Commenting on a recent White Paper, Hopson is concerned that Matt Hancock willl get greater control, and has warned againsg giving politicians “excessive” powers to control the NHS. New schemes might strip the NHS of its independence, and there are signs of tensions between Mnisters and NHS England. . Seems I am not the only person concerned. .
British Medical Journal agrees
In January 2011 Fiona Godlee, their editor in chief, commenting on the then Health Minister (Andrew Lansley’s) plans for reform, pointedly asked “What do you call a government that embarks on the biggest upheaval of the NHS in its 63 year history, at breakneck speed, while simultaneously trying to make unprecedented financial savings? The politically correct answer has got to be: mad.”
Or as ex-MP Ann Widdicombe called it, “bonkers”.
Godlee now says “should we say the same about the government’s plans to reverse the Lansley reforms, coming as they do in the teeth of a pandemic, with hospitals at full stretch and a mass vaccination programme under way?
The details are still emerging, but the key elements are clear: the abandonment of the 2012 Health and Social Care Act’s requirements for competitive tendering for services in England, the shift of control back to Whitehall, and the establishment of new intermediate structures, the “integrated care systems,” to manage healthcare at local level.

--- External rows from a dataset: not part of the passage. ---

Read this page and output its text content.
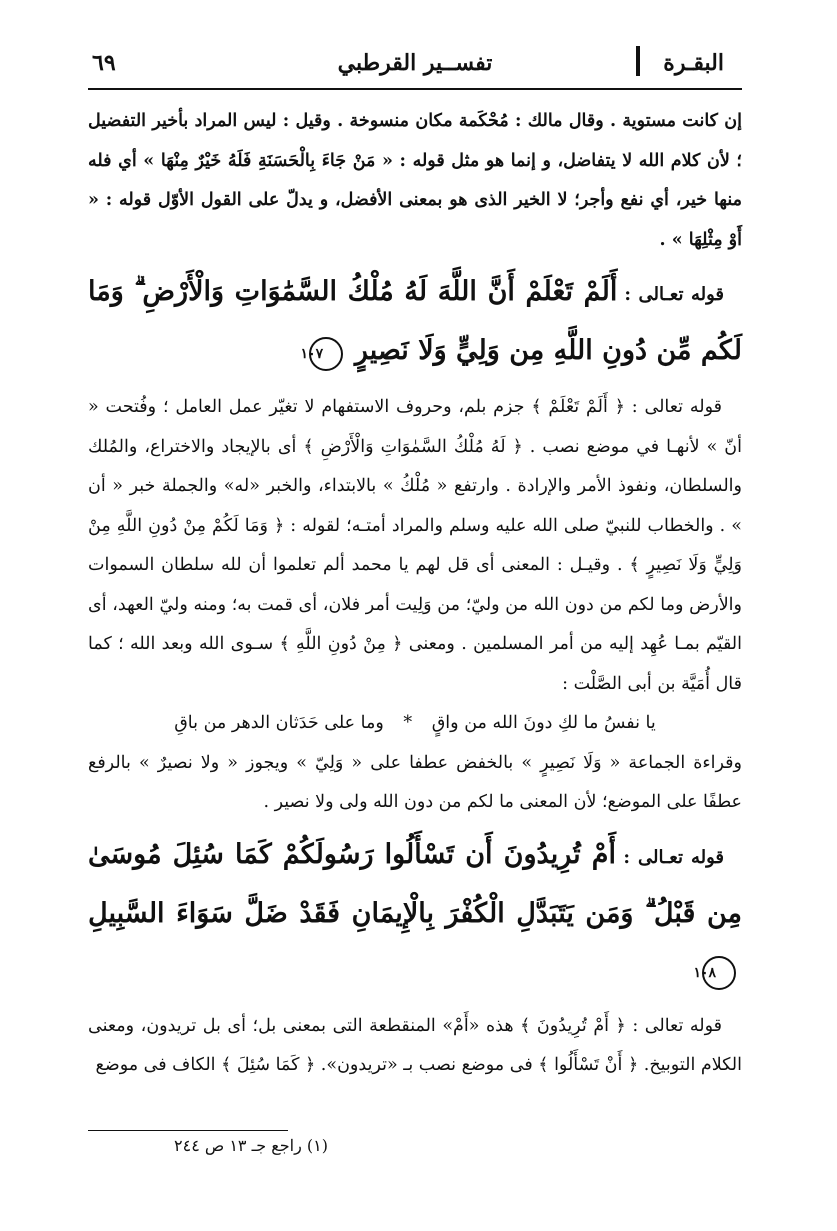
البقـرة
تفســير القرطبي
٦٩

إن كانت مستوية . وقال مالك : مُحْكَمة مكان منسوخة . وقيل : ليس المراد بأخير التفضيل ؛ لأن كلام الله لا يتفاضل، و إنما هو مثل قوله : « مَنْ جَاءَ بِالْحَسَنَةِ فَلَهُ خَيْرٌ مِنْهَا » أي فله منها خير، أي نفع وأجر؛ لا الخير الذى هو بمعنى الأفضل، و يدلّ على القول الأوّل قوله : « أَوْ مِثْلِهَا » .

قوله تعـالى : أَلَمْ تَعْلَمْ أَنَّ اللَّهَ لَهُ مُلْكُ السَّمَٰوَاتِ وَالْأَرْضِ ۗ وَمَا لَكُم مِّن دُونِ اللَّهِ مِن وَلِيٍّ وَلَا نَصِيرٍ ١٠٧

قوله تعالى : ﴿ أَلَمْ تَعْلَمْ ﴾ جزم بلم، وحروف الاستفهام لا تغيّر عمل العامل ؛ وفُتحت « أنّ » لأنهـا في موضع نصب . ﴿ لَهُ مُلْكُ السَّمٰوَاتِ وَالْأَرْضِ ﴾ أى بالإيجاد والاختراع، والمُلك والسلطان، ونفوذ الأمر والإرادة . وارتفع « مُلْكُ » بالابتداء، والخبر «له» والجملة خبر « أن » . والخطاب للنبيّ صلى الله عليه وسلم والمراد أمتـه؛ لقوله : ﴿ وَمَا لَكُمْ مِنْ دُونِ اللَّهِ مِنْ وَلِيٍّ وَلَا نَصِيرٍ ﴾ . وقيـل : المعنى أى قل لهم يا محمد ألم تعلموا أن لله سلطان السموات والأرض وما لكم من دون الله من وليّ؛ من وَلِيت أمر فلان، أى قمت به؛ ومنه وليّ العهد، أى القيّم بمـا عُهِد إليه من أمر المسلمين . ومعنى ﴿ مِنْ دُونِ اللَّهِ ﴾ سـوى الله وبعد الله ؛ كما قال أُمَيَّة بن أبى الصَّلْت :

يا نفسُ ما لكِ دونَ الله من واقٍ * وما على حَدَثان الدهر من باقِ

وقراءة الجماعة « وَلَا نَصِيرٍ » بالخفض عطفا على « وَلِيّ » ويجوز « ولا نصيرٌ » بالرفع عطفًا على الموضع؛ لأن المعنى ما لكم من دون الله ولى ولا نصير .

قوله تعـالى : أَمْ تُرِيدُونَ أَن تَسْأَلُوا رَسُولَكُمْ كَمَا سُئِلَ مُوسَىٰ مِن قَبْلُ ۗ وَمَن يَتَبَدَّلِ الْكُفْرَ بِالْإِيمَانِ فَقَدْ ضَلَّ سَوَاءَ السَّبِيلِ ١٠٨

قوله تعالى : ﴿ أَمْ تُرِيدُونَ ﴾ هذه «أَمْ» المنقطعة التى بمعنى بل؛ أى بل تريدون، ومعنى الكلام التوبيخ. ﴿ أَنْ تَسْأَلُوا ﴾ فى موضع نصب بـ «تريدون». ﴿ كَمَا سُئِلَ ﴾ الكاف فى موضع

(١) راجع جـ ١٣ ص ٢٤٤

Medical opinion says the latest plans are “incoherent, de-regulatory, off-target, and badly timed. They will do next to nothing to remedy the serious shortcomings highlighted by the pandemic: a depleted NHS, a privatised social care system, with over-centralised, fragmented and part-privatised communicable disease control and public health systems.”
Currently
Currently, many organisations have ignored or circumvented the rules to fit local circumstances. These are working well, but instead of leaving them in situ, NHS Management just can’t leave well alone. Already the nice, cosy relationship many built up with consultants and nurses during lockdown is falling apart.
However, if major reforms had ever worked in the past, now is not the right time (for change), says the BMA, when staff are physically and emotionally exhausted and when resources are needed for national recovery and tackling the backlog of non-covid care.
Also, there has been no time for a consultation process. Are we ready to put our faith in the secretary of state for health? And where is the long-awaited commitment to reform social care, which the pandemic has revealed to be the government’s Achilles heel?
La La Lansley’s reforms in 2012 were disruptive, costly, top down, rushed, ideologically driven, and ultimately deeply flawed. In seeking to reverse them, the government must not be allowed another apple cart to upset the NHS yet again.
Petitions
Currently, numerous petitions are doing the rounds, set up by those concerned at the way the NHS is going. But before you sign, make sure they aren’t leading out of the frying pan into the fire.